Lehane helped build Leading the Future. The biggest pro-AI super PAC. Launched last summer. Backed by $100 million in commitments from tech bosses including Brockman. It is targeting Alex Bores. The author of New York’s tough AI safety law. He’s running for Congress in the 12th District.
Brockman told Wired his donations align with OpenAI’s mission. Ensure AGI benefits all. He made them personally but linked the goals. Lehane claims he only consulted Brockman generally. Said Brockman prioritized “good AI policy.”
Lehane denies involvement in daily operations of Leading the Future now. Says he lets it be an “independent outside thing.” He insists OpenAI doesn’t fund super PACs directly. They say so on their blog.
Legislative Chess
Lehane compares AI to railroads. To electricity. Foundational utilities. OpenAI isn’t quite there yet. It is trying anyway. Working closely with the government.
There is no federal AI law. So they are using “reverse federalism.” Lobbying states to copy each other’s rules. The goal is harmonization. Mirror the laws in California and New York. Avoid a patchwork of regulations that kills innovation.

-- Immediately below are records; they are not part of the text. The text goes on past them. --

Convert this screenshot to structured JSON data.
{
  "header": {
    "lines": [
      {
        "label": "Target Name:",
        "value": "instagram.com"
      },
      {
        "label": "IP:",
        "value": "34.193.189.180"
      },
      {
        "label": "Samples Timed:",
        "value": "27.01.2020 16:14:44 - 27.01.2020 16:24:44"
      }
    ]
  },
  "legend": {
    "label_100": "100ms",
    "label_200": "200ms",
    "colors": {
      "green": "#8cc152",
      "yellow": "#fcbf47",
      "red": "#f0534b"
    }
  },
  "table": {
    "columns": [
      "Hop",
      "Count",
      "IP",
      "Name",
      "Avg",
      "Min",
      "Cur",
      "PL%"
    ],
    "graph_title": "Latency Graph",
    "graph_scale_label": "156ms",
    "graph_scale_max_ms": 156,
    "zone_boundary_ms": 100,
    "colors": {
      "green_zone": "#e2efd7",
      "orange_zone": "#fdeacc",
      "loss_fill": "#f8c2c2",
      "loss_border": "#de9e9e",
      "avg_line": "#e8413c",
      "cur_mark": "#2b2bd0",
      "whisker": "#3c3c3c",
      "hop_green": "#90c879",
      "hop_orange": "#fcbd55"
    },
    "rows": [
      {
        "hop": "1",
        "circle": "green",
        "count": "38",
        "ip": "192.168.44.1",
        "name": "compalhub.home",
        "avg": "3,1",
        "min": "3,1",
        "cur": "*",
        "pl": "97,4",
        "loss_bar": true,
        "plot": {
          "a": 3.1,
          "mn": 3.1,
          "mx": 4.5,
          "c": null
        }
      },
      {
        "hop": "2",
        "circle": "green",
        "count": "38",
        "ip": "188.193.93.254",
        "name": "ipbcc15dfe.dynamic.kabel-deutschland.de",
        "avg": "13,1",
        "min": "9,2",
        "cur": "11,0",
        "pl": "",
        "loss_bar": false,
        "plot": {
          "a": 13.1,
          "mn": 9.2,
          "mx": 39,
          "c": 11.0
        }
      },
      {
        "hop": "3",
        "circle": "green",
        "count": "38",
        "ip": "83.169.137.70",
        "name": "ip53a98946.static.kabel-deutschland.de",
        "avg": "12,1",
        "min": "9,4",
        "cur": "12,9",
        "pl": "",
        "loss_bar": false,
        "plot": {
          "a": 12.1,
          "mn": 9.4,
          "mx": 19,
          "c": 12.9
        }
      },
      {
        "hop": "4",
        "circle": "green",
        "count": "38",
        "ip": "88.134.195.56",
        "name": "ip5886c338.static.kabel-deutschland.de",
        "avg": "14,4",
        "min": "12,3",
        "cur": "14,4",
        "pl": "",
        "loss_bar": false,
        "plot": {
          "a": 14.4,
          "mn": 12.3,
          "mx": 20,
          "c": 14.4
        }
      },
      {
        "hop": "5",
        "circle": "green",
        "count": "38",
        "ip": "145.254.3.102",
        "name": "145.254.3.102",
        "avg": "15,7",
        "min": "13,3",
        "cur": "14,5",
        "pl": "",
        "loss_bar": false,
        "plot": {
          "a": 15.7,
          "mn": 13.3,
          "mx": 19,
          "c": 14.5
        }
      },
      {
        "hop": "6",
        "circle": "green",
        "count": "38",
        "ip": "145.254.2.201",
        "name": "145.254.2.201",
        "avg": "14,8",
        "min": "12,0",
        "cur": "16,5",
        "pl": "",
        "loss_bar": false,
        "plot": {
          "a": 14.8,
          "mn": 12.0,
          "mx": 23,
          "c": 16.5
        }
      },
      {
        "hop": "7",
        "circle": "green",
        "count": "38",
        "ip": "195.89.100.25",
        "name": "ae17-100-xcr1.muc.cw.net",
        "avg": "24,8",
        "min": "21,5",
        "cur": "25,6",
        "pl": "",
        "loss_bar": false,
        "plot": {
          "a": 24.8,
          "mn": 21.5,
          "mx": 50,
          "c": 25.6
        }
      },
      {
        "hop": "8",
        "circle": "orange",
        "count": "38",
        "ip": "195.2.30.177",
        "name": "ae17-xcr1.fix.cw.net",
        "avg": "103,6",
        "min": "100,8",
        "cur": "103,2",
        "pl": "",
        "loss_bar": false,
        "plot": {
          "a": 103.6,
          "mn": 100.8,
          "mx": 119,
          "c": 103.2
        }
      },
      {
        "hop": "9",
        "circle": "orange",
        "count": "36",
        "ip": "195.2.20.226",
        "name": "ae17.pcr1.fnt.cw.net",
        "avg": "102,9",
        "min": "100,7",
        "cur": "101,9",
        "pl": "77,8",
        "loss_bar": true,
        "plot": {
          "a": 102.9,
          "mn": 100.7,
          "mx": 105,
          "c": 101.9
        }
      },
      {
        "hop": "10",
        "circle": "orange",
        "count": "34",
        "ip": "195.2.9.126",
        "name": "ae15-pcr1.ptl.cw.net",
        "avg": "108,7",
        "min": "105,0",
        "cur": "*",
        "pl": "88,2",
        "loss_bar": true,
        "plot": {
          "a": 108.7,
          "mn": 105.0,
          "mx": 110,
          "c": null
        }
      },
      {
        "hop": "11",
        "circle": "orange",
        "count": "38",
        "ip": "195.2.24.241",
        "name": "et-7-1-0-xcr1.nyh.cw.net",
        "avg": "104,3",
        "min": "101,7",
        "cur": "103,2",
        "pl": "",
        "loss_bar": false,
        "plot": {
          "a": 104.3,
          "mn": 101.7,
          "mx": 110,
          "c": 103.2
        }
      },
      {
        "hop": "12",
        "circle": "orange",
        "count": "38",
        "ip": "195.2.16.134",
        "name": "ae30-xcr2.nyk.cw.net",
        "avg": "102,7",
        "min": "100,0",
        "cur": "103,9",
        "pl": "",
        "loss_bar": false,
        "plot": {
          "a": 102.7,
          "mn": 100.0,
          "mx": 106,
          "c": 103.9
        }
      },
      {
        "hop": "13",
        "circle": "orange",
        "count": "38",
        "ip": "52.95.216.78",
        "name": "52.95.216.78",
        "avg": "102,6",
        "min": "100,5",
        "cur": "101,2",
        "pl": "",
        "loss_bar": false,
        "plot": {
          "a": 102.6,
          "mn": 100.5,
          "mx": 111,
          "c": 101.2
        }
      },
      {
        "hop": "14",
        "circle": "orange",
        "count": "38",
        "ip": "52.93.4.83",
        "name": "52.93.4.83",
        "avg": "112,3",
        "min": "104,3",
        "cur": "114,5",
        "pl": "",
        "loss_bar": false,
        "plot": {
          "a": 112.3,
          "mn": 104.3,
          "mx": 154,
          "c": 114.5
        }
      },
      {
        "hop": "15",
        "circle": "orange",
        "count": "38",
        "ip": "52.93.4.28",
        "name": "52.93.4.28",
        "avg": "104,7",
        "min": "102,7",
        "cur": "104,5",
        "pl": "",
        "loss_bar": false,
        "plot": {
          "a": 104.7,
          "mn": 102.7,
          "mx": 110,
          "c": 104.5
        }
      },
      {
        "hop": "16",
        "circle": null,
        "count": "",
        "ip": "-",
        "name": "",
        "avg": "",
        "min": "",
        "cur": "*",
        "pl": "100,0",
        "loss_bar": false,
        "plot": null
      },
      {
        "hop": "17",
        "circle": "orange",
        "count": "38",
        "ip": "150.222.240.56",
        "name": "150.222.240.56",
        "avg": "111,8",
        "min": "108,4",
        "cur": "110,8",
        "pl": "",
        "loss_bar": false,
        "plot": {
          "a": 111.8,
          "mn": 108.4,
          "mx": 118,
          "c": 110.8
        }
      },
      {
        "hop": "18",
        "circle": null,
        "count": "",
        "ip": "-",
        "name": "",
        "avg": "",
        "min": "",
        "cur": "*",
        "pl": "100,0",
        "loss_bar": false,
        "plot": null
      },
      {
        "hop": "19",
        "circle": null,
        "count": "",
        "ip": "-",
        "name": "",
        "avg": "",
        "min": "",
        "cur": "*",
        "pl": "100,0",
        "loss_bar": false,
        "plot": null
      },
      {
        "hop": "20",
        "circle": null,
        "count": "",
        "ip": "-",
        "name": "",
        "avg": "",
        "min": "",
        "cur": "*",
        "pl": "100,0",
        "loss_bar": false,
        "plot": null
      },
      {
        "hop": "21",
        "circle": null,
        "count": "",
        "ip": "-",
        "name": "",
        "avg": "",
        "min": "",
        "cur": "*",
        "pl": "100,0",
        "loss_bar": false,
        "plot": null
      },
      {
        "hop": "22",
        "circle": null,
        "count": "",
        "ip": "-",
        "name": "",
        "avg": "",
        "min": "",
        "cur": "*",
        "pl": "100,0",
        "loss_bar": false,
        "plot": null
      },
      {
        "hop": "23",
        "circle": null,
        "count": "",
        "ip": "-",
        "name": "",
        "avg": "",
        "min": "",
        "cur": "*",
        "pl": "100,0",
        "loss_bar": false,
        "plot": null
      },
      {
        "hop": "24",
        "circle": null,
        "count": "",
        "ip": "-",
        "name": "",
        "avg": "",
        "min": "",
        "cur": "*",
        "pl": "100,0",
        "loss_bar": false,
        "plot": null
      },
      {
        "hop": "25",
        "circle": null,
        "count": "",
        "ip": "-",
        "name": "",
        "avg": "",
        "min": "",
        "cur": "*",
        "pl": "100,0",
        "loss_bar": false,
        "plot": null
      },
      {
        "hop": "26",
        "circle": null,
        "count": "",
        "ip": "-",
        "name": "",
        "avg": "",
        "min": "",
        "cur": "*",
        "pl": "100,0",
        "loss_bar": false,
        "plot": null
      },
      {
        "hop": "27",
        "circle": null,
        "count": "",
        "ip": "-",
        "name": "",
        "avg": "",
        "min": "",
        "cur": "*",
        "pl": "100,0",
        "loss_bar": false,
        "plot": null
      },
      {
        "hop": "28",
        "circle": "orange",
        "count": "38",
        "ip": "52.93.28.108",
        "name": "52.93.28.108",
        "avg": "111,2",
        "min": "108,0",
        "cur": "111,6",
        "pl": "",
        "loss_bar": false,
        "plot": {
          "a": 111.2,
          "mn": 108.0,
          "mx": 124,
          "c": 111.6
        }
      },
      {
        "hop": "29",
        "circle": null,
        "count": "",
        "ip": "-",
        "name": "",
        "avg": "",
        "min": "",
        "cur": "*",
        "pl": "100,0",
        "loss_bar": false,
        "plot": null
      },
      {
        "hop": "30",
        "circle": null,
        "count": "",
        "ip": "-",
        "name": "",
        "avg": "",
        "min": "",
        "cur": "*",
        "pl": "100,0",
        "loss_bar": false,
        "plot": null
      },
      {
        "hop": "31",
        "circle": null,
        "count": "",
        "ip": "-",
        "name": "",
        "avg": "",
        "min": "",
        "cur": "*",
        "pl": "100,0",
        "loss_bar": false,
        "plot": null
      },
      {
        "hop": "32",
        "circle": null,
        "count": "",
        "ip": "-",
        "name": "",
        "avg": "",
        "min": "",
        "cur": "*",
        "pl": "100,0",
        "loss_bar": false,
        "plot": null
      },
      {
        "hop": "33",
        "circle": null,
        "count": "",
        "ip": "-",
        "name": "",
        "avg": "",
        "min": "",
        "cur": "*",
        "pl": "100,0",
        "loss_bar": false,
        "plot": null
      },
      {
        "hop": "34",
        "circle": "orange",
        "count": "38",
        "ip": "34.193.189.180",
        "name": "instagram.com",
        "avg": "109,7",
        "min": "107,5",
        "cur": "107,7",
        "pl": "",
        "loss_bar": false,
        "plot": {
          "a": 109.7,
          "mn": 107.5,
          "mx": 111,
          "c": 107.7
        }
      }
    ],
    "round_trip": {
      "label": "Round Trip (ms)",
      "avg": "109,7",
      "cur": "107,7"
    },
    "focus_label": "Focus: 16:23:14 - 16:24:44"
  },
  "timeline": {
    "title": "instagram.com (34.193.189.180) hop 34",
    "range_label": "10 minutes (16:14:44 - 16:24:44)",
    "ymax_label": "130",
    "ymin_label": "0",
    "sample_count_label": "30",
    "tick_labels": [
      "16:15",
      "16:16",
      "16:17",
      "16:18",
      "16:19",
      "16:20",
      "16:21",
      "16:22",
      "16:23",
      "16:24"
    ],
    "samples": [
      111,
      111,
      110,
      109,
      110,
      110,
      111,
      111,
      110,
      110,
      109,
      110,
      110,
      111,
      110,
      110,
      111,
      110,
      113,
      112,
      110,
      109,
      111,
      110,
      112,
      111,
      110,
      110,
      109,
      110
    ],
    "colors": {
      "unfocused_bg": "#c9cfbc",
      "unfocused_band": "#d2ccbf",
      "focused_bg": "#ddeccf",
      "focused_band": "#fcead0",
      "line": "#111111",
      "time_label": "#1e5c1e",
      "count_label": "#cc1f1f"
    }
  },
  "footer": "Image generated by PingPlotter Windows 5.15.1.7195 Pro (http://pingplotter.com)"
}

Sometimes they overreach. Or appear to. In Illinois OpenAI backed a bill offering liability shields. AI labs would avoid responsibility for catastrophic harm if they published safety frameworks online. The bill was widely criticized. Even by the Governor. OpenAI issued a statement later. Denied supporting the liability safe harbor.
Lehane called the previous blanket support an oversight.
“I don’t think we were Explicit on what we supported. That was on us.”
He admitted sharing thoughts but said the goal remained harmonizing laws with the coasts.
Now the strategy has shifted. OpenAI supports a stricter Illinois bill. It mandates third-party audits for safety. One of the toughest laws in the country. Even rival Anthropic supports it. It passed the state senate Thursday.
Progress? Maybe. The trust gap remains. Can money and messaging fill it? Probably not.